Russia's Navalny found guilty in libel case

Russian opposition activist and anti-corruption crusader Alexei Navalny, right, is escorted to a court by a policeman, left, from his home, where he is currently staying under house arrest in Moscow, Russia, Tuesday, April 22, 2014. (AP Photo/Pavel Golovkin)

MOSCOW: Top Russian opposition leader Alexei Navalny was found guilty on Tuesday of slandering a lawmaker and ordered to pay a hefty fine, the latest legal case against the prominent critic of President Vladimir Putin.

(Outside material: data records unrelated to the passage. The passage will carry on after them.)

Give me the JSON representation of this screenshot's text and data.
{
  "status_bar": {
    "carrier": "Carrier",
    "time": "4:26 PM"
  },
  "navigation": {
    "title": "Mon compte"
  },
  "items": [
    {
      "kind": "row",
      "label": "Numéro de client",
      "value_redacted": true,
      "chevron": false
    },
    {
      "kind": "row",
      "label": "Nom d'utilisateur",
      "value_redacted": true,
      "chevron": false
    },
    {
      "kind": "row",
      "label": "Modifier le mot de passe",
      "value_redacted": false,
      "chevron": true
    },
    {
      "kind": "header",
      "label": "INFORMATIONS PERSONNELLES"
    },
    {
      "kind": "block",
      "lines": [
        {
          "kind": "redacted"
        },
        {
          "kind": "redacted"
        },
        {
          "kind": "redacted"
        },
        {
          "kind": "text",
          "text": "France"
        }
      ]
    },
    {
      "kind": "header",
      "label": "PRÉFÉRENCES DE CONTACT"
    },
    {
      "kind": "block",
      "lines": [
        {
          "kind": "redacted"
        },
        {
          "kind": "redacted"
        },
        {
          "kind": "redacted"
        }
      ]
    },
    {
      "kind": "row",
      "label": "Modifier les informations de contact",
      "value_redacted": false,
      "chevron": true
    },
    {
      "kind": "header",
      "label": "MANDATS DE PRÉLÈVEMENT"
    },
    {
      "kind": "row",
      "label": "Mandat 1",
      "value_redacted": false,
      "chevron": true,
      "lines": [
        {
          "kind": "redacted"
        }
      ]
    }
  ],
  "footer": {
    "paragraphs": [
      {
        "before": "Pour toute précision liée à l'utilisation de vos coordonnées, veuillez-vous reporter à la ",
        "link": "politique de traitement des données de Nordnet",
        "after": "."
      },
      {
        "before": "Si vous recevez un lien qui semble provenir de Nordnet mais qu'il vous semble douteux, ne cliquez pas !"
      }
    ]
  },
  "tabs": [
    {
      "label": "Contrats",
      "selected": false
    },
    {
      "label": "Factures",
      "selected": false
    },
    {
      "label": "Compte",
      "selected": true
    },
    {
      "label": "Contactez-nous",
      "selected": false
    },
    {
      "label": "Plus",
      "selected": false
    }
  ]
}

Navalny shot to prominence during huge anti-Putin rallies in 2011-2012 and last year won strong support in Moscow mayoral elections, polling more than 27 percent of the vote.

Navalny was found guilty of calling municipal lawmaker Alexei Lisovenko "a lawmaker-drug addict" and ordered to pay 300,000 rubles ($8,300, 6,000 euros), an AFP correspondent reported from the Babushkinsky district court in Moscow.

His supporters say the guilty verdict could further deepen Navalny's legal woes and see him jailed.

He is already being held under house arrest while awaiting trial in a separate embezzlement case opening Thursday. And last year he was given a suspended five-year sentence in another case over timber embezzlement.

Navalny's team wrote on his popular blog after Tuesday's court decision that the latest guilty verdict could lead to a ruling turning his suspended sentence into a real one.

In February, Navalny was banned from using the Internet in a move he said was aimed at thwarting his fight against top-level corruption.

Navalny's spokeswoman Anna Veduta said the authorities could transfer him from his apartment to a pre-trial detention centre as early as Thursday, warning they could use the slander verdict as a pretext.

Along with his brother Oleg, Navalny faces charges of stealing and laundering millions of rubles from French cosmetics company Yves Rocher and a Russian firm.

Last month, the Russian authorities blocked Navalny's popular blog, which he had used to expose corruption among the elites. State television also aired a documentary accusing him of having contacts with the US Central Intelligence Agency.